Wenn man besonders schlau, selbstgerecht oder kultiviert erscheinen möchte, setzt der Autor seinem schlauen, selbstgerechten oder kultivierten Artikel ein »Editorial« voran. Das legitimiert, höchstwahrscheinlich zu Unrecht, eine rein subjektive Meinung und damit einhergehende Äußerungen. Und solche bedarf es bei der neuen Version des Superhelden-Spektakels JUSTICE LEAGUE.
ZACK SNYDER’S JUSTICE LEAGUE – SKY – 18.03.2021
Politisch korrekt mit dem jetzt vollständigen Titel ZACK SNYDER’S JUSTICE LEAGUE. Aber wem müsste man das noch sagen, wenn er nicht erst seit gestern Kabelanschluss und Internet in seiner Festung der Einsamkeit bekommen hätte? Wer die Geschichte des vorangegangenen Dramas noch nicht kennt, sollte Cyborg-Darsteller Ray Fisher fragen, der glaubt, ungefragt viel dazu beisteuern zu müssen, wenn es um den unmenschlichsten Regisseur aller Zeiten geht. Daran mögen sich bitte andere abarbeiten.
Das größte Fan- und Nerd-Aufbegehren seit der Absetzung von BABYLON 5 zeigte sich erfolgreich. Ganz ehrlich: was hatte Warner denn zu verlieren? Und nun sind sich jenseits von Gotham alle einig, dass diese Fassung der weit bessere Film wäre. Ob diese Stimmen den Test mit dem magischen Lasso bestehen würden, sei dahingestellt. Denn zwischen dem ganzen Hurra und analytischen Abhandlungen bleibt eine entscheidende Frage, zumindest für den hier schreibenden Verfasser, nicht gestellt. Was würde passieren, wenn der SNYDER’S CUT noch unerträglicher geworden wäre?
Das Wort »unerträglich« setzt sich aus dem Kanon zusammen, den man als Kritik an JUSTICE LEAGUE (2017 ) vernehmen musste. Was wiederum erst geschah, nachdem bekannt wurde, dass Zack Snyder seine persönliche Rohschnittfassung im Safe liegen hatte. Bis dahin war das DC-Äquivalent zu AVENGERS als sehenswertes Spektakel gewertet worden. Leider ohne die Erfüllung der Erwartungshaltung. Was man ruhigen Gewissens auch von MAN OF STEEL und BATMAN V SUPERMAN sagen kann. Aber nicht muss. Ganz nebenbei: Filme von Zack Snyder.
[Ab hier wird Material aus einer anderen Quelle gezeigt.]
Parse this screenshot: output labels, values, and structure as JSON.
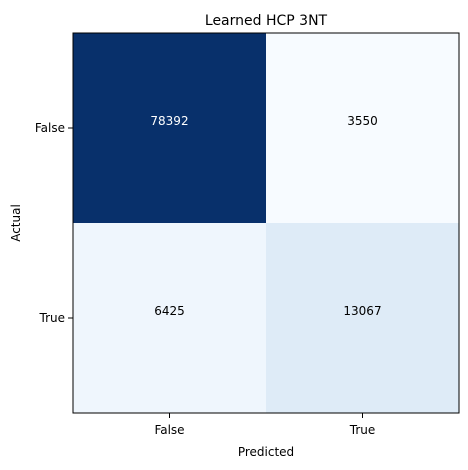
{
  "chart_data": {
    "type": "heatmap",
    "title": "Learned HCP 3NT",
    "xlabel": "Predicted",
    "ylabel": "Actual",
    "x_categories": [
      "False",
      "True"
    ],
    "y_categories": [
      "False",
      "True"
    ],
    "values": [
      [
        78392,
        3550
      ],
      [
        6425,
        13067
      ]
    ],
    "colormap": "Blues",
    "colors": {
      "max": "#08306b",
      "min": "#f7fbff",
      "label_dark": "#000000",
      "label_light": "#ffffff"
    },
    "grid": false,
    "legend": "none"
  }
}
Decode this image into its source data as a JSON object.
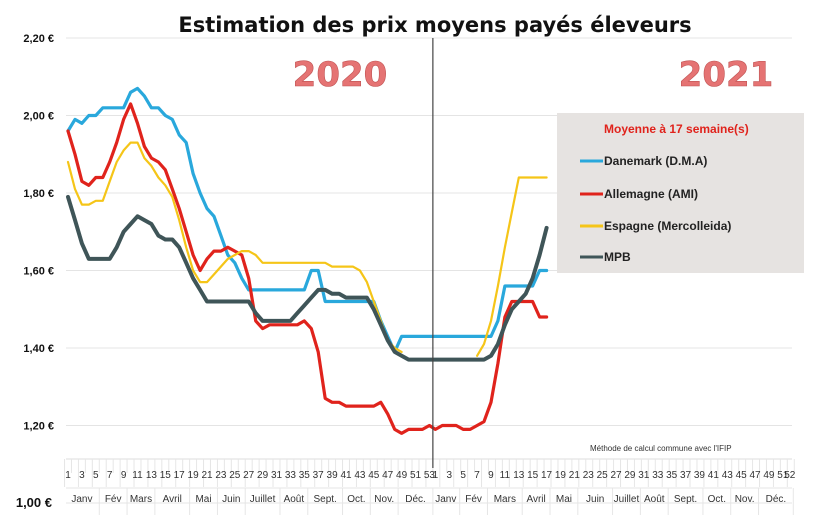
{
  "chart_data": {
    "type": "line",
    "title": "Estimation des prix moyens payés éleveurs",
    "xlabel": "",
    "ylabel": "",
    "ylim": [
      1.0,
      2.2
    ],
    "yticks": [
      "1,00 €",
      "1,20 €",
      "1,40 €",
      "1,60 €",
      "1,80 €",
      "2,00 €",
      "2,20 €"
    ],
    "ytick_values": [
      1.0,
      1.2,
      1.4,
      1.6,
      1.8,
      2.0,
      2.2
    ],
    "grid": true,
    "year_labels": [
      "2020",
      "2021"
    ],
    "year_divider_after_week": 53,
    "weeks_2020": 53,
    "weeks_2021": 52,
    "xtick_labels_2020": [
      "1",
      "3",
      "5",
      "7",
      "9",
      "11",
      "13",
      "15",
      "17",
      "19",
      "21",
      "23",
      "25",
      "27",
      "29",
      "31",
      "33",
      "35",
      "37",
      "39",
      "41",
      "43",
      "45",
      "47",
      "49",
      "51",
      "53"
    ],
    "xtick_labels_2021": [
      "1",
      "3",
      "5",
      "7",
      "9",
      "11",
      "13",
      "15",
      "17",
      "19",
      "21",
      "23",
      "25",
      "27",
      "29",
      "31",
      "33",
      "35",
      "37",
      "39",
      "41",
      "43",
      "45",
      "47",
      "49",
      "51",
      "52"
    ],
    "months_2020": [
      {
        "label": "Janv",
        "start": 1,
        "end": 5
      },
      {
        "label": "Fév",
        "start": 6,
        "end": 9
      },
      {
        "label": "Mars",
        "start": 10,
        "end": 13
      },
      {
        "label": "Avril",
        "start": 14,
        "end": 18
      },
      {
        "label": "Mai",
        "start": 19,
        "end": 22
      },
      {
        "label": "Juin",
        "start": 23,
        "end": 26
      },
      {
        "label": "Juillet",
        "start": 27,
        "end": 31
      },
      {
        "label": "Août",
        "start": 32,
        "end": 35
      },
      {
        "label": "Sept.",
        "start": 36,
        "end": 40
      },
      {
        "label": "Oct.",
        "start": 41,
        "end": 44
      },
      {
        "label": "Nov.",
        "start": 45,
        "end": 48
      },
      {
        "label": "Déc.",
        "start": 49,
        "end": 53
      }
    ],
    "months_2021": [
      {
        "label": "Janv",
        "start": 1,
        "end": 4
      },
      {
        "label": "Fév",
        "start": 5,
        "end": 8
      },
      {
        "label": "Mars",
        "start": 9,
        "end": 13
      },
      {
        "label": "Avril",
        "start": 14,
        "end": 17
      },
      {
        "label": "Mai",
        "start": 18,
        "end": 21
      },
      {
        "label": "Juin",
        "start": 22,
        "end": 26
      },
      {
        "label": "Juillet",
        "start": 27,
        "end": 30
      },
      {
        "label": "Août",
        "start": 31,
        "end": 34
      },
      {
        "label": "Sept.",
        "start": 35,
        "end": 39
      },
      {
        "label": "Oct.",
        "start": 40,
        "end": 43
      },
      {
        "label": "Nov.",
        "start": 44,
        "end": 47
      },
      {
        "label": "Déc.",
        "start": 48,
        "end": 52
      }
    ],
    "legend": {
      "title": "Moyenne à  17 semaine(s)",
      "position": "right"
    },
    "series": [
      {
        "name": "Danemark (D.M.A)",
        "color": "#29a8dc",
        "values_2020": [
          1.96,
          1.99,
          1.98,
          2.0,
          2.0,
          2.02,
          2.02,
          2.02,
          2.02,
          2.06,
          2.07,
          2.05,
          2.02,
          2.02,
          2.0,
          1.99,
          1.95,
          1.93,
          1.85,
          1.8,
          1.76,
          1.74,
          1.69,
          1.64,
          1.62,
          1.58,
          1.55,
          1.55,
          1.55,
          1.55,
          1.55,
          1.55,
          1.55,
          1.55,
          1.55,
          1.6,
          1.6,
          1.52,
          1.52,
          1.52,
          1.52,
          1.52,
          1.52,
          1.52,
          1.52,
          1.47,
          1.43,
          1.39,
          1.43,
          1.43,
          1.43,
          1.43,
          1.43
        ],
        "values_2021": [
          1.43,
          1.43,
          1.43,
          1.43,
          1.43,
          1.43,
          1.43,
          1.43,
          1.43,
          1.47,
          1.56,
          1.56,
          1.56,
          1.56,
          1.56,
          1.6,
          1.6
        ]
      },
      {
        "name": "Allemagne (AMI)",
        "color": "#e0231c",
        "values_2020": [
          1.96,
          1.9,
          1.83,
          1.82,
          1.84,
          1.84,
          1.88,
          1.93,
          1.99,
          2.03,
          1.98,
          1.92,
          1.89,
          1.88,
          1.86,
          1.81,
          1.76,
          1.7,
          1.64,
          1.6,
          1.63,
          1.65,
          1.65,
          1.66,
          1.65,
          1.64,
          1.58,
          1.47,
          1.45,
          1.46,
          1.46,
          1.46,
          1.46,
          1.46,
          1.47,
          1.45,
          1.39,
          1.27,
          1.26,
          1.26,
          1.25,
          1.25,
          1.25,
          1.25,
          1.25,
          1.26,
          1.23,
          1.19,
          1.18,
          1.19,
          1.19,
          1.19,
          1.2
        ],
        "values_2021": [
          1.19,
          1.2,
          1.2,
          1.2,
          1.19,
          1.19,
          1.2,
          1.21,
          1.26,
          1.36,
          1.48,
          1.52,
          1.52,
          1.52,
          1.52,
          1.48,
          1.48
        ]
      },
      {
        "name": "Espagne (Mercolleida)",
        "color": "#f5c518",
        "values_2020": [
          1.88,
          1.81,
          1.77,
          1.77,
          1.78,
          1.78,
          1.83,
          1.88,
          1.91,
          1.93,
          1.93,
          1.89,
          1.87,
          1.84,
          1.82,
          1.79,
          1.73,
          1.66,
          1.6,
          1.57,
          1.57,
          1.59,
          1.61,
          1.63,
          1.64,
          1.65,
          1.65,
          1.64,
          1.62,
          1.62,
          1.62,
          1.62,
          1.62,
          1.62,
          1.62,
          1.62,
          1.62,
          1.62,
          1.61,
          1.61,
          1.61,
          1.61,
          1.6,
          1.57,
          1.52,
          1.47,
          1.42,
          1.4,
          1.39,
          null,
          null,
          null,
          null
        ],
        "values_2021": [
          null,
          null,
          null,
          null,
          null,
          null,
          1.38,
          1.41,
          1.47,
          1.56,
          1.66,
          1.75,
          1.84,
          1.84,
          1.84,
          1.84,
          1.84
        ]
      },
      {
        "name": "MPB",
        "color": "#3f5558",
        "values_2020": [
          1.79,
          1.73,
          1.67,
          1.63,
          1.63,
          1.63,
          1.63,
          1.66,
          1.7,
          1.72,
          1.74,
          1.73,
          1.72,
          1.69,
          1.68,
          1.68,
          1.66,
          1.62,
          1.58,
          1.55,
          1.52,
          1.52,
          1.52,
          1.52,
          1.52,
          1.52,
          1.52,
          1.49,
          1.47,
          1.47,
          1.47,
          1.47,
          1.47,
          1.49,
          1.51,
          1.53,
          1.55,
          1.55,
          1.54,
          1.54,
          1.53,
          1.53,
          1.53,
          1.53,
          1.5,
          1.46,
          1.42,
          1.39,
          1.38,
          1.37,
          1.37,
          1.37,
          1.37
        ],
        "values_2021": [
          1.37,
          1.37,
          1.37,
          1.37,
          1.37,
          1.37,
          1.37,
          1.37,
          1.38,
          1.41,
          1.46,
          1.5,
          1.52,
          1.54,
          1.58,
          1.64,
          1.71
        ]
      }
    ],
    "annotation": "Méthode de calcul commune avec l'IFIP"
  }
}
Die Frage ist nun, was würde es bedeuten, fänden Kritiker und Fans den SNYDER CUT ähnlich »unerträglich«? Das ist er natürlich nicht. Natürlich? Hand aufs kybernetische Herz, es ist Zack Snyder. Aber die Stimme der Fans würde sich besonders im Fantasy- und Science Fiction-Bereich drastisch verändern. Sind diese doch den Studios und Produzenten schon immer ein gewaltiger Dorn im ganzen Leib gewesen. Nicht immer, aber doch zu oft gefährlich nahe, haben sie Einfluss auf die finanzbedingt notwendige Allgemeinheit gehabt. Dagegen anzugehen ist für die Macher dennoch sehr anstrengend. PROMETHEUS irgendjemand?
Ohne Zweifel ist SNYDER’S CUT ein wahr gewordenes Themyscira in der Kinolandschaft. Seine konstant erdig gehaltene Farbgebung, im Wechsel mit kalten stahlgrauen Tönen. Das wirkt nicht trostlos, oder bedrohlich, aber es trägt eine kohärente Atmosphäre die mit Spannung gefüllt ist. Die Ausgewogenheit in der Gewichtung der Charaktere, wo keiner zur willkommenen Staffage verkommt und gleichberechtigt agieren muss, sollte als Lehrmaterial für Filmschulen Verwendung finden.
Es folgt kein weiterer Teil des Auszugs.